A globalização neoliberal tem sobrenome. É disseminada através de um corpo doutrinário elaborado plena e coerentemente pelos tanques pensantes do capitalismo. Para sustentar a preponderância do mercado sobre os princípios reguladores do Estado, associam a modernidade a um conjunto de concepções que invadem todos os territórios da sociedade. Elas incluem reformas educacionais, propagam verdades absolutas pela academia, anulam e fragmentam o conhecimento da história e minam o papel da política, parcialmente moldada pelo rápido trânsito da democracia burguesa.
O domínio da mídia, através da disseminação de mentiras, substitui o papel desempenhado pelos programas dos partidos políticos tradicionais. O comportamento aparentemente excêntrico do presidente dos Estados Unidos responde a esse modelo. Em um tiroteio constante, a opinião pública se diverte com a multiplicação de pontos quentes e áreas de conflito que ameaçam, como a espada de Dâmocles, com uma guerra iminente.
A realidade dos interesses do grande capital transnacionalizado é mascarada por trás de um show no qual o evento de hoje apaga o evento de ontem. A manipulação da opinião pública é direcionada ao descrédito da política em uma circunstância em que o drama de «os condenados da Terra» é multiplicado e o neocolonialismo adota novas fórmulas. Para o consumo dos países que carregam a herança do subdesenvolvimento, é estabelecida a ideia de que a globalização nos torna cidadãos de um mundo onde a reivindicação de identidade não ocorreu.

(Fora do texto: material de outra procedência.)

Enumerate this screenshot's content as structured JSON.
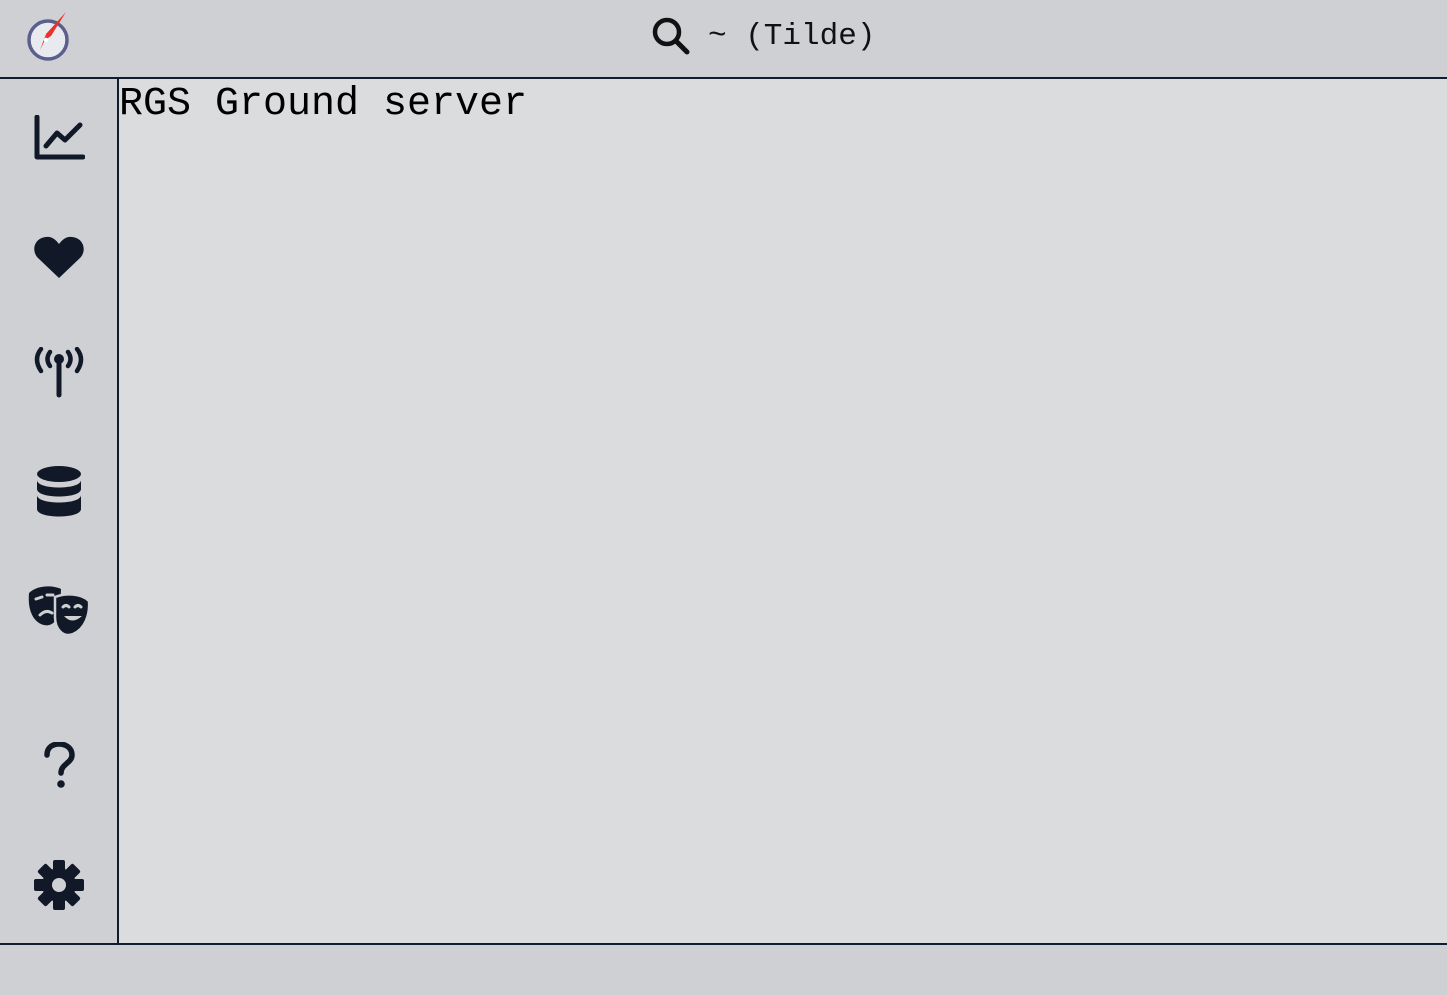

Enquanto isso, o slogan de America First convoca os setores mais retardados da sociedade americana, com um forte componente xenofóbico, racista, misógino e homofóbico. No fundo desse pensamento, há um renascimento acelerado de um fascismo que pensávamos ter sido liquidado com o fim da Segunda Guerra Mundial.
Infelizmente, a Europa, que sofreu em si mesma os horrores desse conflito, que viveu holocaustos de natureza diversa e encontrou câmeras de gás nos campos de concentração, está passando por uma crise de ideologias semelhante. Em ambos os lados do Atlântico são erguidos muros contra a emigração. O Mediterrâneo tornou-se um cemitério marinho. Por outro lado, os laços que poderiam ter reafirmado a União Europeia como uma voz alternativa em um diálogo multilateral são rompidos.
O eco caricatural dessa doutrina ocorre no Brasil, onde o presidente reivindica a ditadura militar, onde é pregado o exemplo de Pinochet, tudo absolutamente não mencionável alguns anos atrás. O antecedente imediato é um golpe de estado parlamentar e a politização da justiça, bem como o uso de fundamentalismos religiosos na manipulação primária das consciências.
As declarações públicas e ações imediatas se voltam contra a educação e a cultura, ao mesmo tempo em que entregam os recursos nacionais ao maior lance e autorizam a expansão do agronegócio na Amazônia. Os perigos que surgem com essa ofensiva incluem o estabelecimento e a naturalização de ideias fascistas, a supressão de conquistas populares resultantes de anos de batalha e a ameaça à sobrevivência das espécies no planeta com a aceleração das mudanças climáticas, a partir da ruptura de compromissos regulatórios de poluição, internacionalmente aceitos.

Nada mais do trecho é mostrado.